Joe Conason's Journal

Bush's North Korea conundrum: So why the focus on Saddam? Plus: A post-chest thumping security plan.

Published October 18, 2002 3:53PM (EDT)

Seoul of wisdom
While the North Korean nuke revelation elicits much of the usual macho breast-beating from most of the usual suspects, there is another, wiser approach to the broader strategic problems of peace and power in Asia. Our allies don't want conflict on that bloodied peninsula, and neither should we. The prospect of a new regional security forum is very ably outlined here by John Newhouse, one of the nation's most astute defense analysts.
[1:20 a.m. PDT, Oct. 18, 2002]

Grinding the axis
For Washington's gung-ho enthusiasts of pre-emptive war, Bush-style, this must be a confusing moment. With the revelation of North Korea's covert nuclear program, it is suddenly and utterly unclear how the Bush administration determines which enemy nation presents an imminent danger to the United States and must be invaded, and which other armed adversaries should remain objects of diplomatic engagement. No wonder the administration concealed this startling information from the public, the press and most members of Congress during the debate over the Iraq war resolution.

An unnamed U.S. official told the Wall Street Journal that "the timing of this thing is terrible" -- but it isn't quite as bad as two weeks ago, when the White House first learned about Pyongyang's admission. At the time, upon returning from meetings with North Korean officials, Assistant Secretary of State for Asian Affairs James Kelly canceled a scheduled briefing for journalists. He issued an opaque statement and took no questions.

Quite correctly, if somewhat mildly, Colin Powell said that the North Koreans have "some explaining to do." But so does Powell and the president.

Of the three states designated by the president as an "axis of evil," only one is now thought likely to possess nuclear weapons and the means to deliver them. That would be North Korea, which bid farewell to the American assistant secretary of state with a belligerent announcement of its violation of the 1994 framework for a nuclear-free Korean peninsula. For several months, and perhaps years, the CIA has suspected Pyongyang of secretly reviving its atomic weapons development program. Why the North Korean officials suddenly confessed their country's abrogation of the 1994 deal is unclear  although they may have believed that their violations would soon be discovered anyway.

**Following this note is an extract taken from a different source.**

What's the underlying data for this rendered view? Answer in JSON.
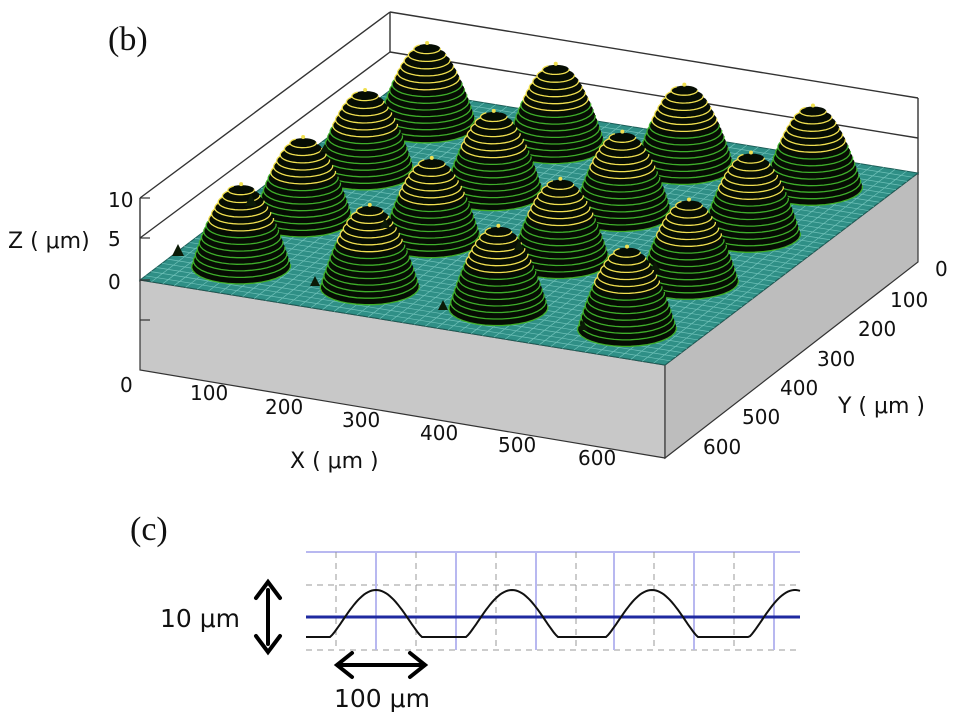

The most interesting aspect of this confrontation at the moment, however, is the uncharacteristically bland response from the White House . As Condoleezza Rice put it, North Korea won't be permitted to join "the international community of states" if its leaders keep misbehaving. That admonishment fell somewhat short of a warning of imminent military (or even diplomatic) action. Instead, policies that the president's flacks loudly denounce as "appeasement" in other circumstances  such as diplomatic engagement or inducments such as future aid and trade  will be applied frantically to resuscitate the 1994 agreement. (Another embarrassing aspect of the North Korean problem is that Pakistan, our "ally" in the war on Islamist terror, probably supplied some of Pyongyang's nuclear technology.)

Iran, another member of Bush's "axis," may soon be on the verge of obtaining nuclear weapons. Intelligence about the progress of their weapons development is sketchy. But unhindered by international sanctions, its "evil" leadership is surely trying to purchase or create nuclear materials for military purposes, again according to the CIA. Moreover, having already acquired significant stocks of chemical and biological weapons, the mullahs continue to pursue more, along with more powerful ballistic missiles. Yet regardless of such concerns, the United States is seeking the support of Iran's Foreign Ministry for a stronger new U.N. resolution against the third "axis" member: the government of Iraq. The U.S. has not approached Iran directly, of course, but via diplomatic efforts by the British, whose foreign minister Jack Straw visited Tehran for that purpose a week ago. (Straw reportedly assured the Iranians that the American president's rhetorical assaults on their regime are meaningless.)

Now despite the fact that Iraq possesses neither nuclear bombs nor the means to produce or deliver them, the Bush administration views that nation's effort to acquire such weapons as the most threatening problem posed by any of these three states. In the White House and the Pentagon, Iraq's violations of international agreements are seen as a problem to be solved by force rather than diplomacy.

The official explanation for targeting Baghdad is that the Iraqi dictatorship has proved its willingness to use weapons of mass destruction against a neighboring state, namely that other evil entity Iran, and has invaded both Iran and Kuwait. But whatever his malignant designs may be, Saddam Hussein hasn't disturbed any of his neighbors for more than a decade. Iraq's oppressive regime isn't appreciably worse than North Korea's, nor is it more anti-American than Iran's.

Why American policymakers still deem diplomacy appropriate in two cases, but not the third, is a question that they will have to answer very soon in the international community and at home. Someday the Bush administration should also explain why its military planners are mulling the design and deployment of a new generation of nuclear armaments, while its diplomats are supposedly aiming to prevent the proliferation of such weapons everywhere else.